- Born: 1989 (age 36–37) Cairo, Egypt
- Education: Al-Azhar University
- Occupation: Journalist
- Employer: CGTN
- Known for: Coverage of the Gaza war

= Noor Harazeen =

Palestinian journalist and filmmaker

Noor Harazeen (born 1989) is a Palestinian journalist and filmmaker who gained attention for her coverage of the Gaza war as CGTN's correspondent in Gaza.

== Career ==

=== Early life and education ===
Harazeen was born in Cairo, Egypt in 1989, and moved to Dubai, UAE with her parents at an early age. The family remained in Dubai until 2006, when they moved to Gaza.

In 2008, Harazeen began studying English education at Al-Azhar University in Gaza and started working as a reporter for Al-Etejah in 2012. She graduated from Al-Azhar University in 2013.

In 2014, Harazeen began working as a reporter for CGTN. She has also worked for TeleSUR, CCTV, and AJ+.

=== Political activism ===
Harazeen has expressed her support for the BDS Movement.

In 2012, she met PFLP member Leila Khaled and wrote on her Facebook page "With the Amazing Laila Khalid, The PLFP Resistance fighter Who hijacked ‘ TWA Flight 840 ‘ on its way from Rome to Athens".

Several of Harazeen's family members were part of the militant organization Palestinian Islamic Jihad (PIJ), including her uncle Majed Al-Harazeen, who was killed in a 2007 air strike.

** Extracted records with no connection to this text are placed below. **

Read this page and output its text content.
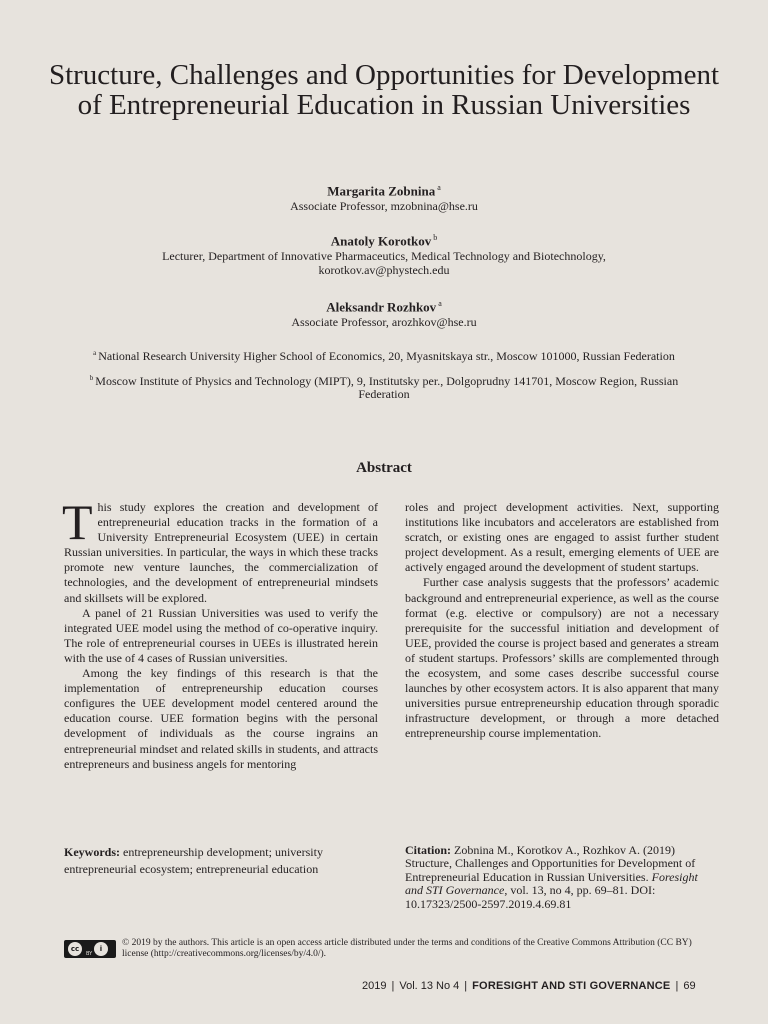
Structure, Challenges and Opportunities for Development of Entrepreneurial Education in Russian Universities
Margarita Zobnina $^a$
Associate Professor, mzobnina@hse.ru
Anatoly Korotkov $^b$
Lecturer, Department of Innovative Pharmaceutics, Medical Technology and Biotechnology,
korotkov.av@phystech.edu
Aleksandr Rozhkov $^a$
Associate Professor, arozhkov@hse.ru
$^a$ National Research University Higher School of Economics, 20, Myasnitskaya str., Moscow 101000, Russian Federation
$^b$ Moscow Institute of Physics and Technology (MIPT), 9, Institutsky per., Dolgoprudny 141701, Moscow Region, Russian Federation
Abstract

This study explores the creation and development of entrepreneurial education tracks in the formation of a University Entrepreneurial Ecosystem (UEE) in certain Russian universities. In particular, the ways in which these tracks promote new venture launches, the commercialization of technologies, and the development of entrepreneurial mindsets and skillsets will be explored.

A panel of 21 Russian Universities was used to verify the integrated UEE model using the method of co-operative inquiry. The role of entrepreneurial courses in UEEs is illustrated herein with the use of 4 cases of Russian universities.

Among the key findings of this research is that the implementation of entrepreneurship education courses configures the UEE development model centered around the education course. UEE formation begins with the personal development of individuals as the course ingrains an entrepreneurial mindset and related skills in students, and attracts entrepreneurs and business angels for mentoring

roles and project development activities. Next, supporting institutions like incubators and accelerators are established from scratch, or existing ones are engaged to assist further student project development. As a result, emerging elements of UEE are actively engaged around the development of student startups.

Further case analysis suggests that the professors’ academic background and entrepreneurial experience, as well as the course format (e.g. elective or compulsory) are not a necessary prerequisite for the successful initiation and development of UEE, provided the course is project based and generates a stream of student startups. Professors’ skills are complemented through the ecosystem, and some cases describe successful course launches by other ecosystem actors. It is also apparent that many universities pursue entrepreneurship education through sporadic infrastructure development, or through a more detached entrepreneurship course implementation.

Keywords: entrepreneurship development; university entrepreneurial ecosystem; entrepreneurial education
Citation: Zobnina M., Korotkov A., Rozhkov A. (2019) Structure, Challenges and Opportunities for Development of Entrepreneurial Education in Russian Universities. Foresight and STI Governance, vol. 13, no 4, pp. 69–81. DOI: 10.17323/2500-2597.2019.4.69.81
cc
BY
i
© 2019 by the authors. This article is an open access article distributed under the terms and conditions of the Creative Commons Attribution (CC BY) license (http://creativecommons.org/licenses/by/4.0/).
2019 | Vol. 13 No 4 | FORESIGHT AND STI GOVERNANCE | 69
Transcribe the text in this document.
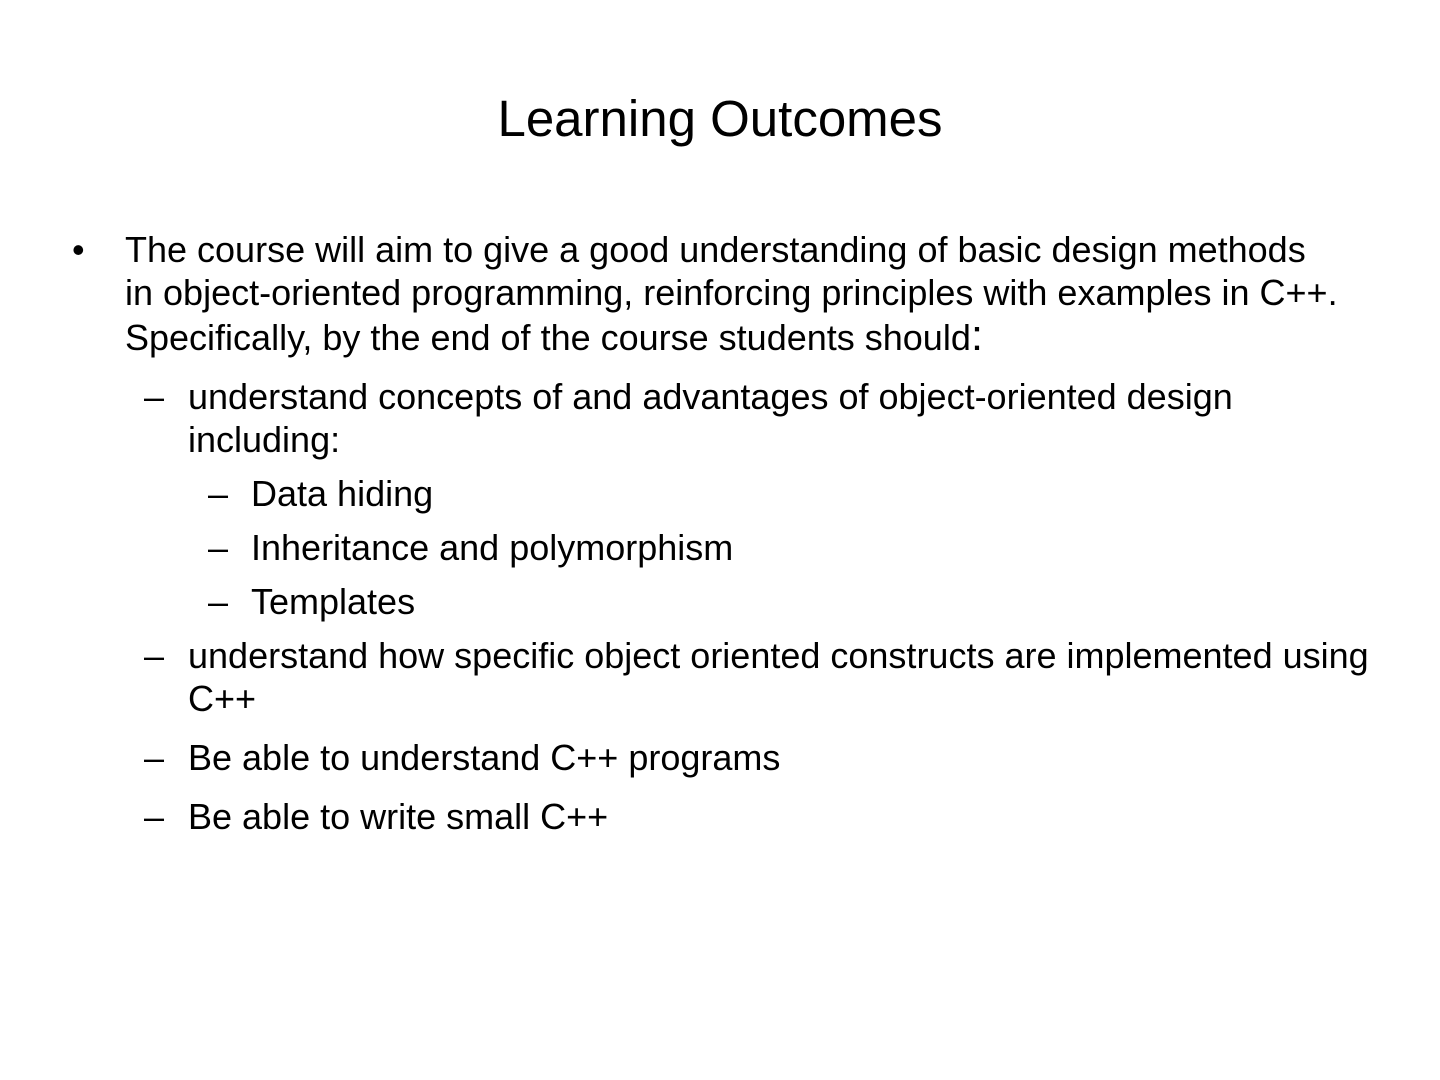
Learning Outcomes
• The course will aim to give a good understanding of basic design methods in object-oriented programming, reinforcing principles with examples in C++. Specifically, by the end of the course students should:
– understand concepts of and advantages of object-oriented design including:
– Data hiding
– Inheritance and polymorphism
– Templates
– understand how specific object oriented constructs are implemented using C++
– Be able to understand C++ programs
– Be able to write small C++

=== 2023 Israel-Hamas war ===

At 6:30 am on 7 October 2023, Harazeen heard the sound of rockets being fired from Gaza.

When Israel's military urged residents to evacuate northern Gaza, Harazeen decided to relocate to southern Gaza with her husband and two children. She asked her parents to evacuate with her, but they refused to come, as they feared a second Nakba. However, Harazeen was reunited with her parents several weeks later.

During the war, Harazeen mainly reported from a hospital, focusing on the children who were brought into the hospital. She described 15 October as one of her most challenging days, as she witnessed children with missing limbs and heads being brought into the hospital.